Aerial and panoramic view of the Chuquicamata Camp
Photo of the open cast mine | In 2004 the saltpetre towns in the North of Chile and, in 2006, the largest underground copper mine in the world at Sewell, were declared UNESCO World Heritage Sites. This world recognition has, without doubt, produced an important change of view with regard to the significance and importance of industrial heritage in our society.
The National Copper Corporation, CODELCO, Chile's largest state-owned company, whose objective is to extract, prepare and sell copper, today represents in the region of 20% of the world market, making a profit of US $9.125 billion in 2006. Its main excavation is Chuquicamata, the largest open cast copper mine in the world. This complex is located at parallel 23.5 0 , 1,600km from Santiago in the middle of the desert and is almost a century old.
For production, industrial and human reasons, it has been decided to move the entire population of its miner's camp, at the edge of the mine itself, to the town of Calama , some 20km away. This process of moving the operators, technicians and professionals with their families involves a huge organisational, infrastructural and logistical challenge.
In the midst of these complex changes, there is an area that, it seems to me, is very important to highlight and talk about. As part of the project to move the workers to Calama, a "Chuquicamata Camp Preservation Plan” has been drawn up –a model project for any industry in Chile or throughout the world.
The Chuquicamata Camp Preservation Plan has the great merit of foreseeing and pre-empting the evacuation, defining conservation criteria, creating a protected zone and drafting a management model that guarantees the future survival of the site in line with its new, clearly cultural, function.
The plan consists of various development stages and during 2006 a dozen multi-disciplinary projects relating to the conservation of Chuquicamata Camp were carried out on behalf of those who took on the responsibility of collaboration and evaluation from a global perspective and within the framework of TICCIH-Chile, as a body specialised in themes of industrial heritage. These projects ranged from historical studies, surveys of the site's condition, collecting documentary material and socio-cultural anthropological studies to proposals about architecture, town-planning or museology, economic administrative schemes, and the management and preservation of the site.

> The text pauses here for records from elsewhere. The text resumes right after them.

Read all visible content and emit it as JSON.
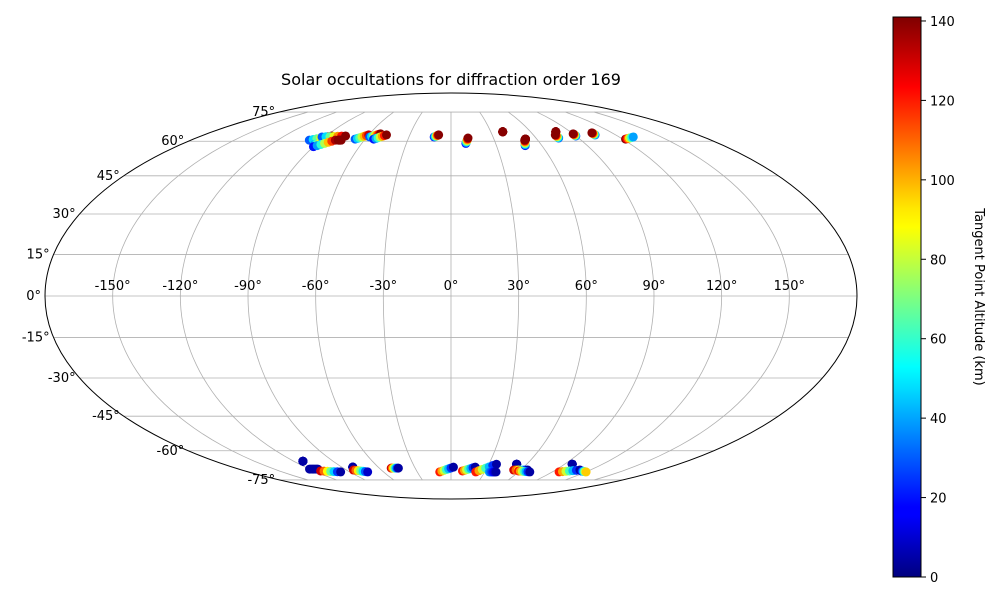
{
  "chart_data": {
    "type": "scatter",
    "projection": "mollweide",
    "title": "Solar occultations for diffraction order 169",
    "lon_ticks": [
      -150,
      -120,
      -90,
      -60,
      -30,
      0,
      30,
      60,
      90,
      120,
      150
    ],
    "lon_tick_labels": [
      "-150°",
      "-120°",
      "-90°",
      "-60°",
      "-30°",
      "0°",
      "30°",
      "60°",
      "90°",
      "120°",
      "150°"
    ],
    "lat_ticks": [
      75,
      60,
      45,
      30,
      15,
      0,
      -15,
      -30,
      -45,
      -60,
      -75
    ],
    "lat_tick_labels": [
      "75°",
      "60°",
      "45°",
      "30°",
      "15°",
      "0°",
      "-15°",
      "-30°",
      "-45°",
      "-60°",
      "-75°"
    ],
    "grid": true,
    "colorbar": {
      "label": "Tangent Point Altitude (km)",
      "colormap": "jet",
      "range": [
        0,
        141
      ],
      "ticks": [
        0,
        20,
        40,
        60,
        80,
        100,
        120,
        140
      ],
      "tick_labels": [
        "0",
        "20",
        "40",
        "60",
        "80",
        "100",
        "120",
        "140"
      ]
    },
    "tracks": [
      {
        "lon": [
          -98,
          -86
        ],
        "lat": [
          60.5,
          62.5
        ],
        "alt": [
          30,
          140
        ]
      },
      {
        "lon": [
          -91,
          -86
        ],
        "lat": [
          58.5,
          60.5
        ],
        "alt": [
          40,
          130
        ]
      },
      {
        "lon": [
          -92,
          -76
        ],
        "lat": [
          62.0,
          62.5
        ],
        "alt": [
          30,
          140
        ]
      },
      {
        "lon": [
          -90,
          -80
        ],
        "lat": [
          57.5,
          60.5
        ],
        "alt": [
          20,
          135
        ]
      },
      {
        "lon": [
          -78,
          -76
        ],
        "lat": [
          60.5,
          60.5
        ],
        "alt": [
          140,
          140
        ]
      },
      {
        "lon": [
          -67,
          -60
        ],
        "lat": [
          61.0,
          63.0
        ],
        "alt": [
          30,
          130
        ]
      },
      {
        "lon": [
          -58,
          -52
        ],
        "lat": [
          62.0,
          63.5
        ],
        "alt": [
          30,
          140
        ]
      },
      {
        "lon": [
          -54,
          -47
        ],
        "lat": [
          61.0,
          63.0
        ],
        "alt": [
          20,
          140
        ]
      },
      {
        "lon": [
          -12,
          -9
        ],
        "lat": [
          62.0,
          63.0
        ],
        "alt": [
          20,
          140
        ]
      },
      {
        "lon": [
          10,
          12
        ],
        "lat": [
          59.0,
          61.5
        ],
        "alt": [
          20,
          140
        ]
      },
      {
        "lon": [
          39,
          39
        ],
        "lat": [
          64.5,
          64.5
        ],
        "alt": [
          140,
          140
        ]
      },
      {
        "lon": [
          49,
          51
        ],
        "lat": [
          58.0,
          60.5
        ],
        "alt": [
          20,
          140
        ]
      },
      {
        "lon": [
          52,
          52
        ],
        "lat": [
          61.0,
          61.0
        ],
        "alt": [
          140,
          140
        ]
      },
      {
        "lon": [
          76,
          76
        ],
        "lat": [
          61.5,
          63.0
        ],
        "alt": [
          30,
          140
        ]
      },
      {
        "lon": [
          79,
          79
        ],
        "lat": [
          64.5,
          64.5
        ],
        "alt": [
          140,
          140
        ]
      },
      {
        "lon": [
          90,
          90
        ],
        "lat": [
          62.5,
          63.5
        ],
        "alt": [
          30,
          140
        ]
      },
      {
        "lon": [
          105,
          105
        ],
        "lat": [
          63.0,
          64.0
        ],
        "alt": [
          30,
          140
        ]
      },
      {
        "lon": [
          122,
          130
        ],
        "lat": [
          61.0,
          62.0
        ],
        "alt": [
          140,
          40
        ]
      },
      {
        "lon": [
          -113,
          -113
        ],
        "lat": [
          -65.0,
          -65.0
        ],
        "alt": [
          5,
          5
        ]
      },
      {
        "lon": [
          -120,
          -113
        ],
        "lat": [
          -69.0,
          -69.0
        ],
        "alt": [
          5,
          5
        ]
      },
      {
        "lon": [
          -114,
          -98
        ],
        "lat": [
          -70.0,
          -70.5
        ],
        "alt": [
          130,
          5
        ]
      },
      {
        "lon": [
          -81,
          -81
        ],
        "lat": [
          -68.0,
          -68.0
        ],
        "alt": [
          5,
          5
        ]
      },
      {
        "lon": [
          -84,
          -74
        ],
        "lat": [
          -69.5,
          -70.5
        ],
        "alt": [
          130,
          10
        ]
      },
      {
        "lon": [
          -50,
          -44
        ],
        "lat": [
          -68.5,
          -68.5
        ],
        "alt": [
          130,
          5
        ]
      },
      {
        "lon": [
          -10,
          2
        ],
        "lat": [
          -70.5,
          -68.0
        ],
        "alt": [
          120,
          5
        ]
      },
      {
        "lon": [
          10,
          20
        ],
        "lat": [
          -70.0,
          -68.0
        ],
        "alt": [
          120,
          5
        ]
      },
      {
        "lon": [
          22,
          36
        ],
        "lat": [
          -70.5,
          -66.5
        ],
        "alt": [
          120,
          5
        ]
      },
      {
        "lon": [
          34,
          40
        ],
        "lat": [
          -70.5,
          -70.5
        ],
        "alt": [
          40,
          5
        ]
      },
      {
        "lon": [
          52,
          52
        ],
        "lat": [
          -66.5,
          -66.5
        ],
        "alt": [
          5,
          5
        ]
      },
      {
        "lon": [
          54,
          66
        ],
        "lat": [
          -69.5,
          -69.5
        ],
        "alt": [
          130,
          5
        ]
      },
      {
        "lon": [
          59,
          70
        ],
        "lat": [
          -70.0,
          -70.5
        ],
        "alt": [
          120,
          5
        ]
      },
      {
        "lon": [
          96,
          96
        ],
        "lat": [
          -66.5,
          -66.5
        ],
        "alt": [
          5,
          5
        ]
      },
      {
        "lon": [
          96,
          111
        ],
        "lat": [
          -70.5,
          -69.5
        ],
        "alt": [
          120,
          5
        ]
      },
      {
        "lon": [
          114,
          120
        ],
        "lat": [
          -70.0,
          -70.5
        ],
        "alt": [
          5,
          95
        ]
      }
    ]
  }
}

To go into more detail would take too long and is not the purpose of this text. Our intention is, rather, to collaborate in spreading initiatives like this one, where the company, which in principle has neither preservation nor cultural management aims, has faced up to the challenge of incorporating the preservation of its heritage into the productive changes that CODELCO requires in order to maintain and improve its productivity and competitiveness. A heritage which does not belong only to the company but, rather, to the whole country and future generations. This is, in my judgement, an example worth highlighting, that has been possible thanks to a large degree, to the vision and forward thinking of many of CODELCO's professionals and executives. The transfer of this idea to other areas of industry, so dynamic and changeable these days, is essential.